- Citizenship: Sri Lanka
- Education: University of Colombo
- Occupations: Journalist, documentary film-maker
- Notable work: GoHomeGota (film)

= Sulochana Peiris =

Documentary maker, writer and researcher in Sri Lanka

Sulochana Peiris is a film maker and journalist from Sri Lanka. Her career began as a reporter for the Sunday Leader. She subsequently moved into documentary film-making, including the film #GoHomeGota which documented the 2022 Sri Lankan protests. Since release the film as only been screened once in Sri Lanka, due to its political sensitivity. The film has been screened outside the country in Austria, Ireland, the Netherlands, South Africa and the United Kingdom.

== Career ==
Peiris has an MA in Conflict and Peace Studies awarded by the University of Colombo. Her journalistic career began as a reporter for the Sunday Leader. A significant work is the film #GoHomeGota which follows the 2022 Sri Lankan protests. Her 2024 documentary, Incensed: Sri Lanka’s Buddhist Supremacy and Minority Communities, explored the issues that religious pluralism faced in Sri Lanka, inspired by the weaponisation of the International Covenant for Civil and Political Rights within the context of Sinhala Buddhist supremacy in the country.

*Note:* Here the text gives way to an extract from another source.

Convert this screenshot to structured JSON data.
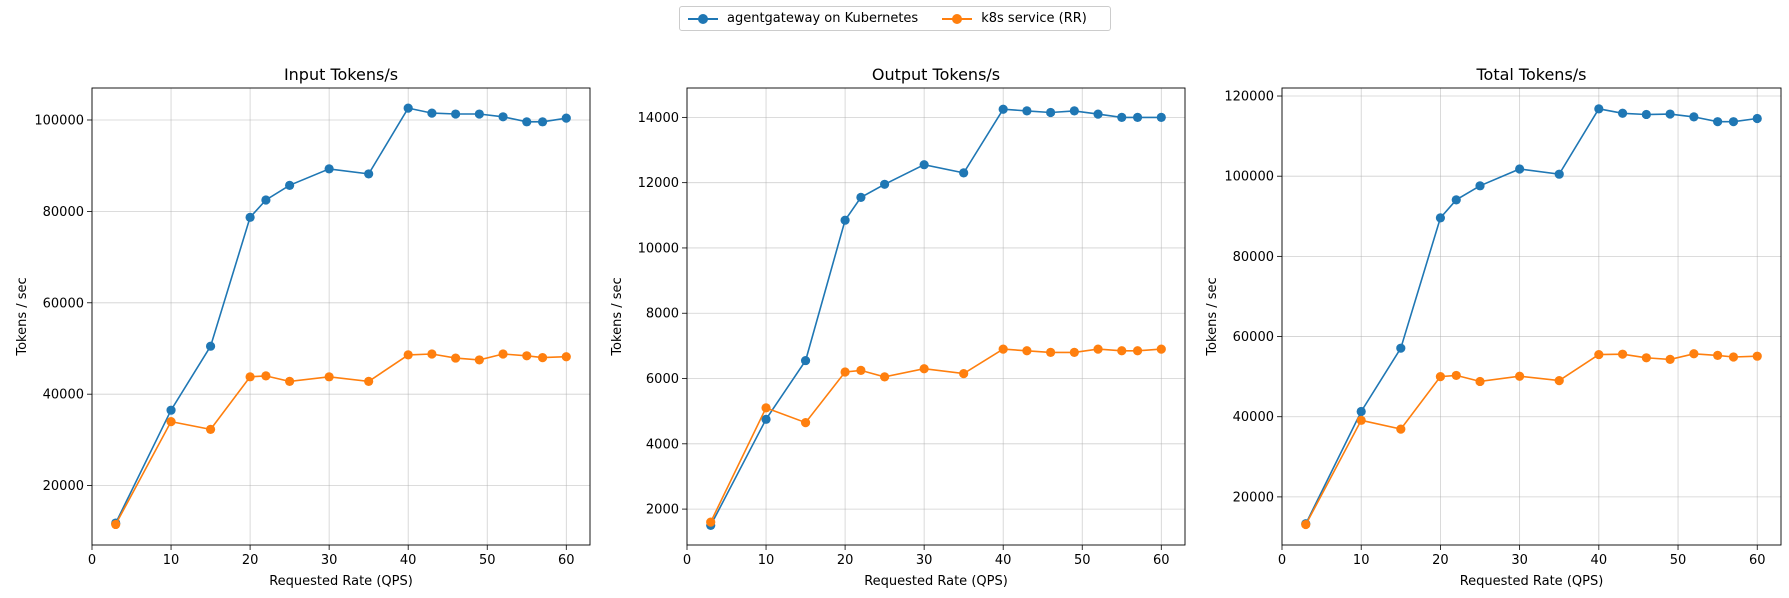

Peiris has commented on how the Sri Lankan constitution has a framework to avoid religious violence, but this framework is not applied. Other work includes a short film on Shreen Saroor, who was awarded the inaugural N-Peace Award.

== #GoHomeGota ==
Entitled #GoHomeGota after the social media hashtag used by protestors who urged the incumbent president Gotabaya Rajapaksa to leave office, her 2023 documentary follows the 2022 Sri Lankan protests and includes footage taken in the months preceding the 9 July revolution. The film interviewed a range of activists, including Nirmal Ranjith Dewasiri, Ambika Satkunanathan and Sanjana Hattotuwa. Peiris' motivation for the documentary was to provide source material for students of social movements, however since release the film as only been screened once in Sri Lanka, due to its political sensitivity. The film has been screened outside the country in Austria, Ireland, the Netherlands and the United Kingdom, as well as locations in South Africa such as the Johannesburg Genocide and Holocaust Centre. In a review for Polity, the film was described as:

Despite providing sustained reflection on the movement’s tensions and limitations, the film’s greatest strength is perhaps that it does so without detracting from the optimism and energy of the protests and the possibilities for systemic change contained within it.
— Oliver Walton, Deborah Johnson, and Jonathan Goodhand

== Filmography ==

- #GoHomeGota (2023)
- Incensed: Sri Lanka’s Buddhist Supremacy and Minority Communities (2024)

== Personal life ==
Peiris is Buddhist. As of 2024 she was based in Colombo.